Diakses: Maret 2018)


76 Warnock, C., Greer, JM (2011), The Complete Picatrix: The Occult Classic of Astrological Magic Edisi
Liber Atratus: The Classic Abad Pertengahan Buku Pegangan Sihir Astrologi, Lulu.com
Inisiat (1908) Kybalion: Sebuah Studi Filsafat Hermetik Mesir Kuno dan Yunani,
77 Tiga
Masyarakat Penerbit Yogi, 21
78 Vaughan, T. (1650), Magia Adamica: atau Keajaiban Purbakala

38
konsepsi sinar. Menurut teorinya, sinar adalah agen metafisik untuk
mentransmisikan suara, cahaya, dan akhirnya semua bentuk gerak menurut
teorinya, yang ditiru dalam Kybalion:

'Berikutnya di atas Bidang Zat Ethereal datanglah Bidang Energi (A), yang terdiri dari
bentuk-bentuk Energi biasa yang dikenal sains, tujuh sub-bidangnya adalah,
masing-masing, Panas; Lampu; Daya tarik; Listrik, dan Daya Tarik (termasuk Gravitasi, Kohesi,

Afinitas Kimia, dll) dan beberapa bentuk energi lain yang ditunjukkan oleh ilmu pengetahuan.

eksperimen tetapi belum diberi nama atau diklasifikasikan. Bidang Energi (B) terdiri dari tujuh sub-

bidang bentuk energi yang lebih tinggi yang belum ditemukan oleh sains, tetapi telah ditemukan

disebut "Kekuatan Alam yang Lebih Baik" dan yang dipanggil untuk beroperasi dalam manifestasi dari

bentuk-bentuk tertentu dari fenomena mental, dan dengan mana fenomena tersebut menjadi mungkin.'79

Ada kekurangan bukti yang menunjukkan bahwa

teks-teks tersebut berhubungan langsung, namun

koneksi tematik yang kuat


antara keduanya dapat disimpulkan.
Selanjutnya, sifat sinar dalam
Konteks Barat juga ada dalam teori
Wina abad ke-18
Dokter, Franz Anton Mesmer (dari
siapa istilah 'mempesona'
berasal). Mesmer, dalam proses

Gambar 7: Magnetisme Hewan Mesmer merawat pasien yang menderita


histeria, merumuskan teori
'magnetisme hewan': bahwa manusia memiliki cairan magnetik yang tidak terlihat, yang ada

dalam tubuh fisik. Menurut Mesmer, cairan ini dan dapat disalurkan melalui magnet dan juga

dapat dimanipulasi untuk mempengaruhi benda lain (ilustrasi Mesmer sendiri tentang ini

digambarkan pada Gambar 7)80. Meskipun prinsip sinar Al-Kindi tampaknya merujuk pada konsep

energi yang lebih luas, mungkin lebih 'Hermetik', keduanya menghadirkan konsep energi yang serupa.

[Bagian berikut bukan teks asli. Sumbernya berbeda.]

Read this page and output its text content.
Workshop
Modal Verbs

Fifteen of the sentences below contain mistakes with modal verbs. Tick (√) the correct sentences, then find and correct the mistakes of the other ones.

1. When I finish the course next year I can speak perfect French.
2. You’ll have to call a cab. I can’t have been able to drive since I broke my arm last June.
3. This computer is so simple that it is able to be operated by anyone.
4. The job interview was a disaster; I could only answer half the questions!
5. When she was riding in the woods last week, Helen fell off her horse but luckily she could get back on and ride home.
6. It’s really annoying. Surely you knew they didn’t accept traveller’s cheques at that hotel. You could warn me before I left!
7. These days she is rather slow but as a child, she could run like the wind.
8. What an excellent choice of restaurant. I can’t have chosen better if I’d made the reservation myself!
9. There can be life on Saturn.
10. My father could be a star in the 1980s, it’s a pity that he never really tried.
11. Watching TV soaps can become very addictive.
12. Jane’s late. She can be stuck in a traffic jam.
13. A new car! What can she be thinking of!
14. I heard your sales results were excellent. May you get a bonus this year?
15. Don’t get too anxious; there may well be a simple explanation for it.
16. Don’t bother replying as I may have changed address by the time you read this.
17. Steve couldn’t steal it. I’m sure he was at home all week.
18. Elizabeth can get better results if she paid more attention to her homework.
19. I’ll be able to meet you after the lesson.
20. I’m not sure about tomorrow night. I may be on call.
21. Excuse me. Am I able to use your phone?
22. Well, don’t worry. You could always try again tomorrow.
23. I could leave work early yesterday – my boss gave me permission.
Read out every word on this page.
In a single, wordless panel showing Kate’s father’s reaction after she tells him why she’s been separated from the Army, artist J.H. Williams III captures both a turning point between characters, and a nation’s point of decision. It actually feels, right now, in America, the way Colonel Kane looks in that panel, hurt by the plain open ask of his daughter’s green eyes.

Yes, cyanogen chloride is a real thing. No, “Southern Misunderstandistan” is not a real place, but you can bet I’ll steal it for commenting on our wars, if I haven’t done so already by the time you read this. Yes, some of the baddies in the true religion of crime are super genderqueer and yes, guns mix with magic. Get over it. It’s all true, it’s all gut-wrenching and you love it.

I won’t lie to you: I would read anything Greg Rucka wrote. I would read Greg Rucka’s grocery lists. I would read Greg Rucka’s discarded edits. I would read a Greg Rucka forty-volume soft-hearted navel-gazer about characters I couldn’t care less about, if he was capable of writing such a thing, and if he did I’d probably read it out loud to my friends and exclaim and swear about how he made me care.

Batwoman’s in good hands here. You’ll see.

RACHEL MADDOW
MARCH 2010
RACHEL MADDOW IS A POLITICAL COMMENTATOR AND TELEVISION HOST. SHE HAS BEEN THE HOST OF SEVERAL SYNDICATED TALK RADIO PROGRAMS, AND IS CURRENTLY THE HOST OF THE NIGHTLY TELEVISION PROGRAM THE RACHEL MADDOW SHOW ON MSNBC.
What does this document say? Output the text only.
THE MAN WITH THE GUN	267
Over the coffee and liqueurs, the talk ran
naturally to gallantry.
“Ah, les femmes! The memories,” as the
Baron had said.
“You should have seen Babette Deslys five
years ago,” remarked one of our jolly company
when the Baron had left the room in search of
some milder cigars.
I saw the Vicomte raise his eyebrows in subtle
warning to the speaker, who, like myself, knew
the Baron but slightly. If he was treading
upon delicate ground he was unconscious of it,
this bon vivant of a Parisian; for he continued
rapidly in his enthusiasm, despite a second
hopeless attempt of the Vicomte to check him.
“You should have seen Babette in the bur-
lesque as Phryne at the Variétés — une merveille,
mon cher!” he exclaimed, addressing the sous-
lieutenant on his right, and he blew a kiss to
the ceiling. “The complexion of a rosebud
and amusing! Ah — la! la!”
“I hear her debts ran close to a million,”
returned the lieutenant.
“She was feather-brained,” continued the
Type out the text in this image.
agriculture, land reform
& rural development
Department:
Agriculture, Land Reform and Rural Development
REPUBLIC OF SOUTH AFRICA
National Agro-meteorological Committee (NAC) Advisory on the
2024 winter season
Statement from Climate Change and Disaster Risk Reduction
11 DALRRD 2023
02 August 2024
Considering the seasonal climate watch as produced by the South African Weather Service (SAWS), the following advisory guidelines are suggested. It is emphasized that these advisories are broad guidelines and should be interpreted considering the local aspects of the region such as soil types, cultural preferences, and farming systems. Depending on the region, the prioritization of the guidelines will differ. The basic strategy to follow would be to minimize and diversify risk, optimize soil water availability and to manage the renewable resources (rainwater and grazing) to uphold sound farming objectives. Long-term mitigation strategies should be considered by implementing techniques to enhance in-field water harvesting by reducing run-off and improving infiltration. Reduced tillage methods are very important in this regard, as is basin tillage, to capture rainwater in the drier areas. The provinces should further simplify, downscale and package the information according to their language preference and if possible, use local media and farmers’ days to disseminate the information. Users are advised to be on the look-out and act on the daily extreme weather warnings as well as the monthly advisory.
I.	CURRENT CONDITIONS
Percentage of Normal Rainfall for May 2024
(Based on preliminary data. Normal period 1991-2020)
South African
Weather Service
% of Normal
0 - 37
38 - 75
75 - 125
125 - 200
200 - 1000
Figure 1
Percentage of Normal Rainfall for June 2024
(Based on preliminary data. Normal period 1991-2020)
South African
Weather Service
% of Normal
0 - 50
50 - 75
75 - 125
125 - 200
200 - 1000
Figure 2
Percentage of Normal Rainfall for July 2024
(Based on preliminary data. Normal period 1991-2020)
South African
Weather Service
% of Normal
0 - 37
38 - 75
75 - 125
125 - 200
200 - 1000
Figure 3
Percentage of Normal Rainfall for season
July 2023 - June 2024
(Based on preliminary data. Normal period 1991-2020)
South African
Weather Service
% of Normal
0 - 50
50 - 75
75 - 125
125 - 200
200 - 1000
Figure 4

gagasan metafisik dari substansi immaterial yang dapat ditransmisikan untuk mempengaruhi dan

Inisiat (1908), Kybalion: Sebuah Studi Filsafat Hermetik Mesir Kuno dan Yunani,
79 Tiga
Masyarakat Penerbit Yogi, 31
80 Mesmer,FA (1779), Trans. Myers, VR, Ed. Frankau, GF (2016),Mesmerisme: Penemuan Magnetisme
Hewan: Terjemahan Bahasa Inggris dari Mesmer's Historic Mémoire Sur la Découverte Du Magnétisme
Hewan, Platform Penerbitan Independen CreateSpace

39
menyebabkan perubahan dalam tubuh di luar individu. Dalam hal ini, tentu ada
beberapa kesamaan yang dapat diidentifikasi antara risalah Al-Kindi dan teori Mesmer.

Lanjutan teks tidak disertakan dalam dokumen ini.